In any case, it gives me an overall, underlying sensation of settled, world-without-end happiness, a subterranean joy that flickers away, even as I drive the car, file the paperwork, answer the phone, wash the dishes. This is me! This is who I am! I am, apparently, as my mother was always telling me worriedly that I wasn't, but clearly I am, the merest weather-dominated animal. Wind + Rain = Elisabeth's Happiness.

** Wow, I looked for a long time (online, of course) for any bit of that quoted chunk of poetry, and could not find it. And then when I finally remembered this at home, and took down the book of poetry I thought it was in (turned out not to be, but it was in the second book!
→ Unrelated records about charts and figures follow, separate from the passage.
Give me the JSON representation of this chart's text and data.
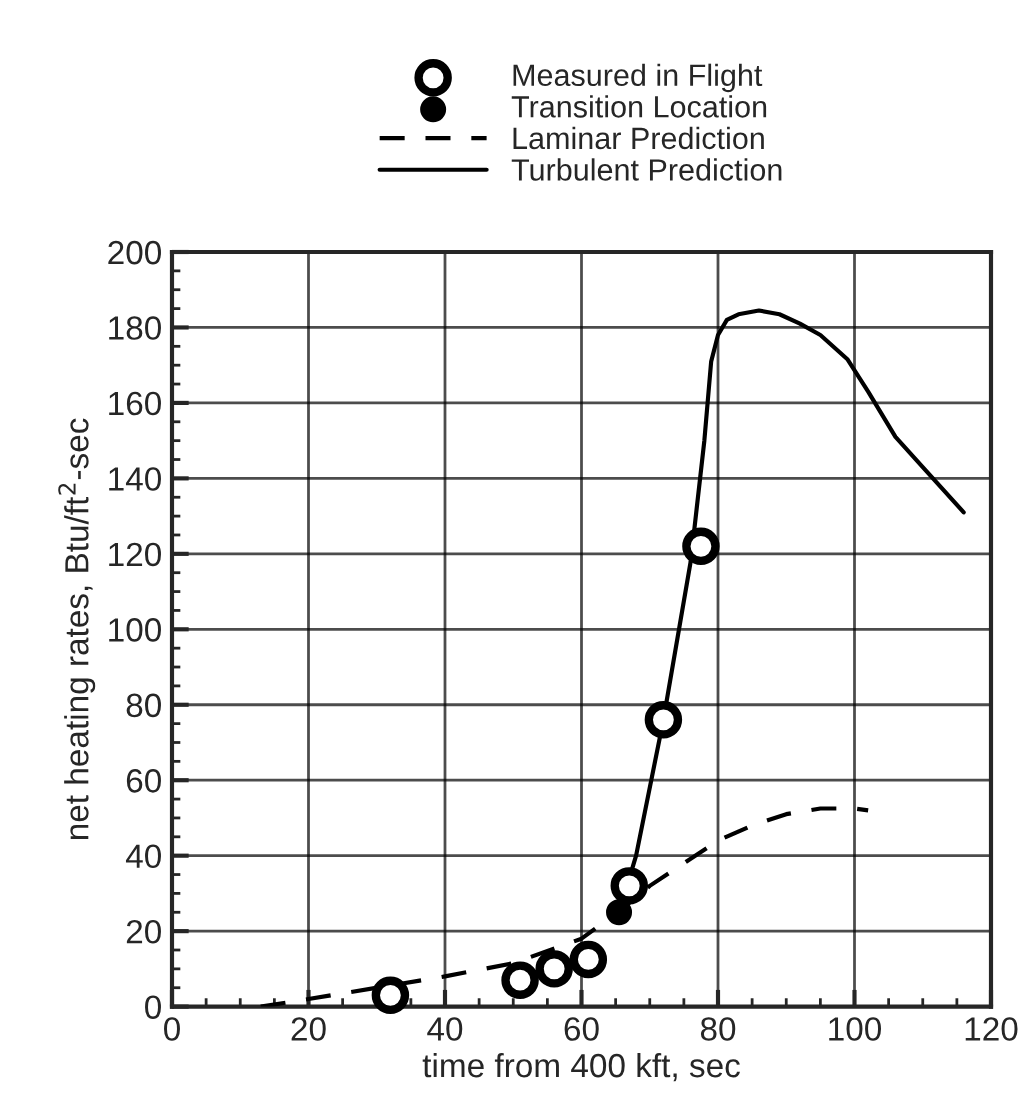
{
  "chart_data": {
    "type": "scatter",
    "xlabel": "time from 400 kft, sec",
    "ylabel": "net heating rates, Btu/ft$^{2}$-sec",
    "xlim": [
      0,
      120
    ],
    "ylim": [
      0,
      200
    ],
    "xticks": [
      0,
      20,
      40,
      60,
      80,
      100,
      120
    ],
    "yticks": [
      0,
      20,
      40,
      60,
      80,
      100,
      120,
      140,
      160,
      180,
      200
    ],
    "grid": true,
    "legend": "top",
    "series": [
      {
        "name": "Measured in Flight",
        "marker": "circle",
        "color": "#000000",
        "x": [
          32,
          51,
          56,
          61,
          67,
          72,
          77.5
        ],
        "values": [
          3,
          7,
          10,
          12.5,
          32,
          76,
          122
        ]
      },
      {
        "name": "Transition Location",
        "marker": "circle",
        "color": "#000000",
        "x": [
          65.5
        ],
        "values": [
          25
        ]
      },
      {
        "name": "Laminar Prediction",
        "type": "line",
        "line_style": "dashed",
        "color": "#000000",
        "x": [
          13,
          20,
          30,
          40,
          50,
          60,
          66,
          70,
          75,
          80,
          85,
          90,
          95,
          100,
          102
        ],
        "values": [
          0,
          2,
          5,
          8,
          11.5,
          18,
          26,
          32,
          38,
          44,
          48,
          51,
          52.5,
          52.5,
          52
        ]
      },
      {
        "name": "Turbulent Prediction",
        "type": "line",
        "line_style": "solid",
        "color": "#000000",
        "x": [
          65.5,
          68,
          72,
          76,
          78,
          79,
          80,
          81.3,
          83,
          86,
          89,
          92,
          95,
          99,
          102,
          106,
          110,
          116
        ],
        "values": [
          25,
          40,
          76,
          118,
          150,
          171,
          178,
          182,
          183.5,
          184.5,
          183.5,
          181,
          178,
          171.5,
          163,
          151,
          143,
          131
        ]
      }
    ]
  }
}
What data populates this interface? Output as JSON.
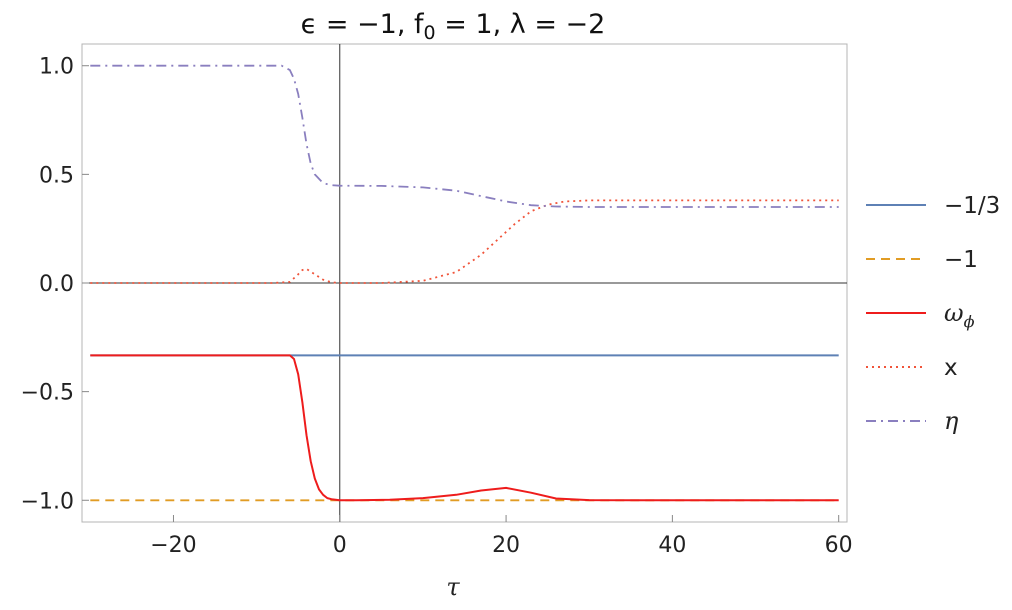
{
  "chart_data": {
    "type": "line",
    "title_parts": [
      "ϵ = −1, f",
      "0",
      " = 1, λ = −2"
    ],
    "xlabel": "τ",
    "ylabel": "",
    "xlim": [
      -31,
      61
    ],
    "ylim": [
      -1.1,
      1.1
    ],
    "xticks": [
      -20,
      0,
      20,
      40,
      60
    ],
    "xtick_labels": [
      "−20",
      "0",
      "20",
      "40",
      "60"
    ],
    "yticks": [
      1.0,
      0.5,
      0.0,
      -0.5,
      -1.0
    ],
    "ytick_labels": [
      "1.0",
      "0.5",
      "0.0",
      "−0.5",
      "−1.0"
    ],
    "grid": false,
    "legend_position": "right",
    "series": [
      {
        "name": "−1/3",
        "color": "#5e81b5",
        "dash": "solid",
        "x": [
          -30,
          60
        ],
        "y": [
          -0.333,
          -0.333
        ]
      },
      {
        "name": "−1",
        "color": "#e19c24",
        "dash": "dashed",
        "x": [
          -30,
          60
        ],
        "y": [
          -1.0,
          -1.0
        ]
      },
      {
        "name": "ωϕ",
        "name_parts": [
          "ω",
          "ϕ"
        ],
        "color": "#ee1c1c",
        "dash": "solid",
        "x": [
          -30,
          -6,
          -5.5,
          -5,
          -4.5,
          -4,
          -3.5,
          -3,
          -2.5,
          -2,
          -1.5,
          -1,
          0,
          2,
          6,
          10,
          14,
          17,
          20,
          23,
          26,
          30,
          40,
          60
        ],
        "y": [
          -0.333,
          -0.333,
          -0.35,
          -0.42,
          -0.55,
          -0.7,
          -0.82,
          -0.9,
          -0.95,
          -0.975,
          -0.99,
          -0.995,
          -1.0,
          -1.0,
          -0.998,
          -0.99,
          -0.975,
          -0.955,
          -0.943,
          -0.965,
          -0.992,
          -0.999,
          -1.0,
          -1.0
        ]
      },
      {
        "name": "x",
        "color": "#f0543a",
        "dash": "dotted",
        "x": [
          -30,
          -8,
          -6,
          -5,
          -4.5,
          -4,
          -3,
          -2,
          -1,
          0,
          5,
          10,
          14,
          17,
          19,
          21,
          23,
          25,
          27,
          30,
          40,
          60
        ],
        "y": [
          0.0,
          0.0,
          0.005,
          0.04,
          0.06,
          0.065,
          0.04,
          0.015,
          0.003,
          0.0,
          0.0,
          0.01,
          0.05,
          0.13,
          0.2,
          0.27,
          0.33,
          0.36,
          0.375,
          0.38,
          0.38,
          0.38
        ]
      },
      {
        "name": "η",
        "color": "#8a7fbf",
        "dash": "dashdot",
        "x": [
          -30,
          -7,
          -6,
          -5.5,
          -5,
          -4.5,
          -4,
          -3.5,
          -3,
          -2,
          -1,
          0,
          5,
          10,
          14,
          17,
          20,
          23,
          26,
          30,
          40,
          60
        ],
        "y": [
          1.0,
          1.0,
          0.98,
          0.94,
          0.87,
          0.76,
          0.64,
          0.55,
          0.5,
          0.46,
          0.45,
          0.448,
          0.447,
          0.44,
          0.425,
          0.4,
          0.375,
          0.358,
          0.352,
          0.35,
          0.35,
          0.35
        ]
      }
    ]
  }
}
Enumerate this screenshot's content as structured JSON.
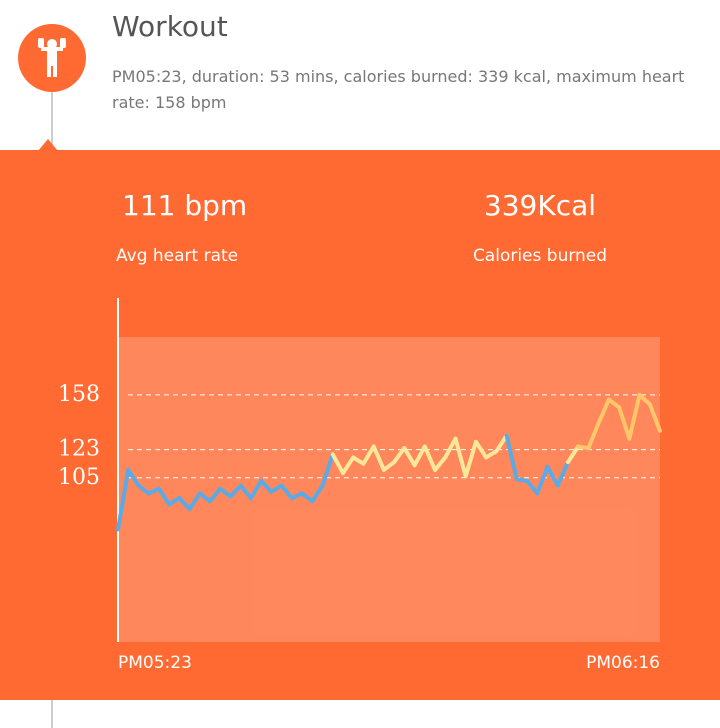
{
  "header": {
    "title": "Workout",
    "description": "PM05:23, duration: 53 mins, calories burned: 339 kcal, maximum heart rate: 158 bpm"
  },
  "stats": [
    {
      "value": "111 bpm",
      "label": "Avg heart rate"
    },
    {
      "value": "339Kcal",
      "label": "Calories burned"
    }
  ],
  "chart_data": {
    "type": "line",
    "categories": [
      "PM05:23",
      null,
      null,
      null,
      null,
      null,
      null,
      null,
      null,
      null,
      null,
      null,
      null,
      null,
      null,
      null,
      null,
      null,
      null,
      null,
      null,
      null,
      null,
      null,
      null,
      null,
      null,
      null,
      null,
      null,
      null,
      null,
      null,
      null,
      null,
      null,
      null,
      null,
      null,
      null,
      null,
      null,
      null,
      null,
      null,
      null,
      null,
      null,
      null,
      null,
      null,
      null,
      null,
      "PM06:16"
    ],
    "values": [
      72,
      110,
      100,
      95,
      98,
      88,
      92,
      85,
      95,
      90,
      98,
      93,
      100,
      92,
      103,
      96,
      100,
      92,
      95,
      90,
      100,
      120,
      108,
      118,
      114,
      125,
      110,
      115,
      124,
      113,
      125,
      110,
      118,
      130,
      106,
      128,
      118,
      122,
      132,
      104,
      103,
      95,
      112,
      100,
      115,
      125,
      124,
      140,
      155,
      150,
      130,
      158,
      152,
      135
    ],
    "zone_colors": [
      "#5aaae6",
      "#fde89a",
      "#ffc76a"
    ],
    "ylim": [
      0,
      195
    ],
    "yticks": [
      105,
      123,
      158
    ],
    "grid": true
  }
}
A Louis Untermayer collection from Calvert School) I found it. Her name is Irene Rutherford McLeod, and she was A.A. Milne's sister-in-law, and Christopher Robin's mother-in-law! These English people, always marrying their cousins!

Interesting, too, to realize that just because this is her poem that mattered most to ME, does not mean that it mattered most to anyone else! Hence its lack of appearance online. In fact, even with her name added, that poem does not arise. I guess it's just you and me, Louis!